This week, along with several other BME students, I took part in the first installment of MRI training. We learned the fundamentals such as how to alter scan parameters like resolution and slice thickness (and their effect on scan time). I was most impressed with how automated and user-friendly the MRI console proved to be. I had expected something more utilitarian but was surprised by the way in which the complexities of MRI scanning had been elegantly concealed from the operators and technicians. The MRI console featured a GUI (graphical user interface) in which the operator could click on the anatomical region of the patient to be scanned. Preprogrammed MRI protocols were then used to deliver the best possible images of the anatomical region of interest. I was excited at the chance to get my knee scanned as I had years earlier experienced some minor pain in it stemming from a training accident and was eager to be the recipient of a complimentary medical consultation. Unfortunately, my leg proved too large to be accommodated by the device designed to immobilize it during the lengthy scan.
One salient experience from my time on rounds in the neurological ICU with Dr. Alan Segal was that of a woman who had suffered severe physical trauma. She was wrapped in a special blanket designed to reduce her core body temperature in an attempt to mitigate brain damage through edema. However, the body's response to extreme cold is an attempt to raise temperature through the autonomic act of shivering. To prevent involuntary trembling in the patient, the staff had to induce artificial paralysis through the administration of a chemical agent. From this, I took away the realization that medical practitioners ― while exuding supreme confidence and carrying out their jobs with great aplomb ― do not act unilaterally. Rather, they are ever vigilant and wary, keeping a constant eye toward the possible ramifications of a treatment. Oftentimes, these unwarranted effects must be anticipated and preempted.

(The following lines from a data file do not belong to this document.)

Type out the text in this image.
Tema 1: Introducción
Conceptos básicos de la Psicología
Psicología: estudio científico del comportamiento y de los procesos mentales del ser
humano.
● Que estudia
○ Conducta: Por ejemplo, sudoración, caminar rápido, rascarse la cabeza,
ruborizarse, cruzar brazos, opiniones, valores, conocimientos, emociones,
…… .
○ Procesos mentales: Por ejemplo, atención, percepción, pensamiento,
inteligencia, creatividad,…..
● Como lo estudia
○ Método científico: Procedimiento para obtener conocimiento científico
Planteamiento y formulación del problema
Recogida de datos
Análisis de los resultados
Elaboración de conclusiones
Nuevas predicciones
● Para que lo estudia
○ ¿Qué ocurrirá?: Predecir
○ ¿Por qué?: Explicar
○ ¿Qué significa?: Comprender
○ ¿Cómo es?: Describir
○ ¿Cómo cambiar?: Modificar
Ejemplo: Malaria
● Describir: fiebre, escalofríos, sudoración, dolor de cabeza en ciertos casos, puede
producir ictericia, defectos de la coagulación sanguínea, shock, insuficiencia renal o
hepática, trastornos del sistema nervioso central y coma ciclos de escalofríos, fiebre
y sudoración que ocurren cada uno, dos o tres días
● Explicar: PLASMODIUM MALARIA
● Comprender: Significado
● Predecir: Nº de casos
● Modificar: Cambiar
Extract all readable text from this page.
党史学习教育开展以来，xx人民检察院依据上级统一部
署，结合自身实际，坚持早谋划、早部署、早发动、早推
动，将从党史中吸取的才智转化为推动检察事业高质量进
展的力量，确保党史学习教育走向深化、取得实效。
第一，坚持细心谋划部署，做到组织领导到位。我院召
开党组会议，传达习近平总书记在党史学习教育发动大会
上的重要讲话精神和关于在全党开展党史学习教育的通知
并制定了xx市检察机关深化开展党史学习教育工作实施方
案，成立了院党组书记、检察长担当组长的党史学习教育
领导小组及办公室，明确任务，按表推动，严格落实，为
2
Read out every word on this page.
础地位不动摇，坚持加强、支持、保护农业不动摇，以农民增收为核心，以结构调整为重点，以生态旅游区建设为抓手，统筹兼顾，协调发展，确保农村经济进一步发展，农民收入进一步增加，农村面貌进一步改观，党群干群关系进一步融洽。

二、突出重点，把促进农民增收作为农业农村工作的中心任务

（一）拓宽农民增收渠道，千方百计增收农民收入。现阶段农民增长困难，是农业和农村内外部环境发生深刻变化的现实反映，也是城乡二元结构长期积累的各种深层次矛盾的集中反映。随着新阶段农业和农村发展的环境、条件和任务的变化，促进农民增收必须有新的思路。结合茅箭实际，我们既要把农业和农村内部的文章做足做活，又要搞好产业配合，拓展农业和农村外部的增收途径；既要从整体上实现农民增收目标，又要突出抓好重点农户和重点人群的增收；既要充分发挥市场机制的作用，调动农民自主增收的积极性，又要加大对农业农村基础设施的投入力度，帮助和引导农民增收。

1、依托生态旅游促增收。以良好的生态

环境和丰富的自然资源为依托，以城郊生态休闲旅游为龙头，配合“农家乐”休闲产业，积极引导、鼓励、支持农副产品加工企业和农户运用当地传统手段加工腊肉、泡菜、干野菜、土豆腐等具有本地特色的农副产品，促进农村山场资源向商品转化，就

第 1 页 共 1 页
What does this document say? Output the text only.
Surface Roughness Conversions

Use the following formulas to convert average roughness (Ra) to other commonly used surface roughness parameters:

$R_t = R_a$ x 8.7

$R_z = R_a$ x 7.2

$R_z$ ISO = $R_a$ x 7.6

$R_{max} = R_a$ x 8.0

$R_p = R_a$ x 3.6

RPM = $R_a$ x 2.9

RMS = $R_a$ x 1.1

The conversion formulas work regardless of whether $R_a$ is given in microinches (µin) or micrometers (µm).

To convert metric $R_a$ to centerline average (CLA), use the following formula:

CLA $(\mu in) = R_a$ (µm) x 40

Most of my week was spent on my research project. I was struck by the profusion of research topics that Dr. Spielman was anxious to get an engineer involved in. Initially, I had concerns that I would not be able to find a meaningful, substantive project, but it seems that in fact the opposite is true ― every few days, Dr. Spielman discusses a new project he has had on the shelf or some inchoate idea over which he has been ruminating. The requisite parts of the sleep apnea reduction device were ordered last week but owing to the long weekend did not arrive this week. Given my undergraduate education in electrical engineering, I am excited to be tasked with an embedded design project that will draw upon my electronics, programming, and systems integration acumen. A possible new project is emerging based on a soporific (sleep-inducing) device to treat insomnia. I realize that this abundance of research topics and possible therapeutic devices reflects the relatively recent emergence of sleep medicine as a respected and canonized field of study. Not so long ago, sleep was regarded as a non-productive state of little consequence and disorders of sleep as nothing more than the manifestations of an indolent mind. However, people are now more appreciative of the importance of slumber and are going to great lengths in the pursuit of fulfilling sleep.